VIDEONAZISME ET COLONISATION FRANÇAISE, LE PARALLÈLE QUI DÉRANGE
En comparant les massacres d'Oradour-sur-Glane aux exactions françaises en Algérie, Jean-Michel Aphatie a ravi un débat historique. Derrière la controverse se cache une question : la France est-elle prête à regarder en face ses zones d'ombre ?

Suite à la polémique déclenchée par les propos de Jean-Michel Aphatie sur RTL le mardi 25 février, comparant le massacre d'Oradour-sur-Glane aux actions de la France en Algérie, un débat plus large s'est ouvert sur les parallèles possibles entre nazisme et colonialisme français.

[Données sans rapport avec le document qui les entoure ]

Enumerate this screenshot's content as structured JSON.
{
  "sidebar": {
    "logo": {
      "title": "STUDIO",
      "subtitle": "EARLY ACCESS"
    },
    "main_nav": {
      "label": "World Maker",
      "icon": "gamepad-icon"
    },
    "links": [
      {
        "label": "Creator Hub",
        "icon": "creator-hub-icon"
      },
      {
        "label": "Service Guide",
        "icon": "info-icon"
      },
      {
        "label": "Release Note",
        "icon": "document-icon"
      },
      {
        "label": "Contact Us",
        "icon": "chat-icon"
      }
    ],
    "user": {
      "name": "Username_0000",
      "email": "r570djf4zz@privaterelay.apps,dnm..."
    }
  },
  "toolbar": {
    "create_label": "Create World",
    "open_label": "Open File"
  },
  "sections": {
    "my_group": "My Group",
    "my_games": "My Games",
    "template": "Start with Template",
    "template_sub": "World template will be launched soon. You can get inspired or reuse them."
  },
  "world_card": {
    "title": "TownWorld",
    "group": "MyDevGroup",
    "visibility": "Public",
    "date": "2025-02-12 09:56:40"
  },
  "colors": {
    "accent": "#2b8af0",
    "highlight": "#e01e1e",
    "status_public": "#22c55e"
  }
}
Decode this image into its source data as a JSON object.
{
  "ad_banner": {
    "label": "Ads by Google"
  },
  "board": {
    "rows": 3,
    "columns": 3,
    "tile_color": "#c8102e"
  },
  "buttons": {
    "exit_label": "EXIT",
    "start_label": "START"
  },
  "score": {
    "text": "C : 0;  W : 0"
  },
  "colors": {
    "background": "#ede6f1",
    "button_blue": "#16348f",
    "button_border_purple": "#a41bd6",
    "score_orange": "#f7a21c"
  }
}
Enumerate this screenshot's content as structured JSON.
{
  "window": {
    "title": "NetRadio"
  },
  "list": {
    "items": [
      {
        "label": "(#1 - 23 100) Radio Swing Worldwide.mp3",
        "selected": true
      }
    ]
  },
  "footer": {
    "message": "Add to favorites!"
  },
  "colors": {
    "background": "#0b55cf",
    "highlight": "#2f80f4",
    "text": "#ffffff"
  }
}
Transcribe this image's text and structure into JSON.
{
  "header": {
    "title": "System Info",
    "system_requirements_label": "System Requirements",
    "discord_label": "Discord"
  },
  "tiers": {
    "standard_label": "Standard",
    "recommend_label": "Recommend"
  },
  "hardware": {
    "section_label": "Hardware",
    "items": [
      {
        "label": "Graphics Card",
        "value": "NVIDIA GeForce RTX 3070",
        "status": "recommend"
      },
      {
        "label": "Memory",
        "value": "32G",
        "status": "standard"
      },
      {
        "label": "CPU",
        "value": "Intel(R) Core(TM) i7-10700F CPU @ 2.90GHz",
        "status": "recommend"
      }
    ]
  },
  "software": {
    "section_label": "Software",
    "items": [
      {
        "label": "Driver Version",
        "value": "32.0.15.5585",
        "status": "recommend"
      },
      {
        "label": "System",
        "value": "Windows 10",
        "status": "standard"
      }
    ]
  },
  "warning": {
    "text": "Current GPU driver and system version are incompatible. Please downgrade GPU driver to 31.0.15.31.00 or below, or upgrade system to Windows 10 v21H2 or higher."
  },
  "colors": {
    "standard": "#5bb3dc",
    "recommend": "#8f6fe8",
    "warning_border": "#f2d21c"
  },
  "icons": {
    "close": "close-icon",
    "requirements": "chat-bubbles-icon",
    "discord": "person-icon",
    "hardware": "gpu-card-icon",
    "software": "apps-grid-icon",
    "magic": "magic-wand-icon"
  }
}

Le chroniqueur politique avait affirmé : « Chaque année en France, on commémore ce qui s'est passé à Oradour-sur-Glane, c'est-à-dire le massacre de tout un village. Mais on en a fait des centaines, nous, en Algérie. Est-ce qu'on en a conscience ? » Des propos auxquels Thomas Sotto avait tenté de s'opposer, avant qu'Aphatie n'insiste : « Les nazis se sont comportés comme nous nous l'avons fait en Algérie. »
Cette controverse médiatique s'inscrit dans un questionnement historique plus profond. L'histoire coloniale française, qui débute au 15ème siècle, révèle effectivement une dualité frappante : alors que la métropole évoluait vers un système républicain après la Révolution, les colonies restaient sous un régime autoritaire marqué par la ségrégation raciale.
Plusieurs historiens soulignent les violences perpétrées par des généraux français comme Thomas Robert Bugeot, responsable d'enfumades en Algérie, bien avant l'émergence du nazisme. Des spécialistes considèrent que le régime nazi a, d'une certaine manière, importé en Europe des méthodes de violence systémique précédemment appliquées dans les contextes coloniaux, notamment en établissant une hiérarchie raciale rigide.
Un point particulièrement sensible concerne l'après-guerre. Tandis que la France condamnait fermement les atrocités nazies, des massacres continuaient dans ses colonies, comme au Vietnam, à Madagascar ou en Côte d'Ivoire. Des réalisateurs comme René Vautier avaient tenté, dès 1950, d'attirer l'attention sur cette contradiction.
L'écrivain Aimé Césaire avait formulé en 1955 une analyse percutante de cette situation, suggérant que ce que l'Europe ne pardonnait pas à Hitler, c'était moins le crime contre l'humanité que d'avoir appliqué aux Européens blancs des méthodes jusque-là réservées aux peuples colonisés.
Si la comparaison entre crimes coloniaux et crimes nazis reste controversée, elle soulève néanmoins des questions essentielles sur la construction du récit national français. La vision binaire séparant les « méchants nazis » des « gentils Français » a longtemps permis d'éviter un examen critique du passé colonial français.
Les historiens s'accordent aujourd'hui pour reconnaître que les régimes coloniaux et le nazisme partageaient certains traits communs : autoritarisme, suprémacisme et violences systémiques. La question demeure : cette comparaison aide-t-elle à mieux comprendre notre histoire ou risque-t-elle de créer des équivalences simplistes entre des phénomènes historiques distincts ?
Cette polémique médiatique aura au moins le mérite de contribuer à un débat plus large sur la manière dont la France confronte son passé colonial, un processus essentiel pour une compréhension plus nuancée de l'histoire nationale.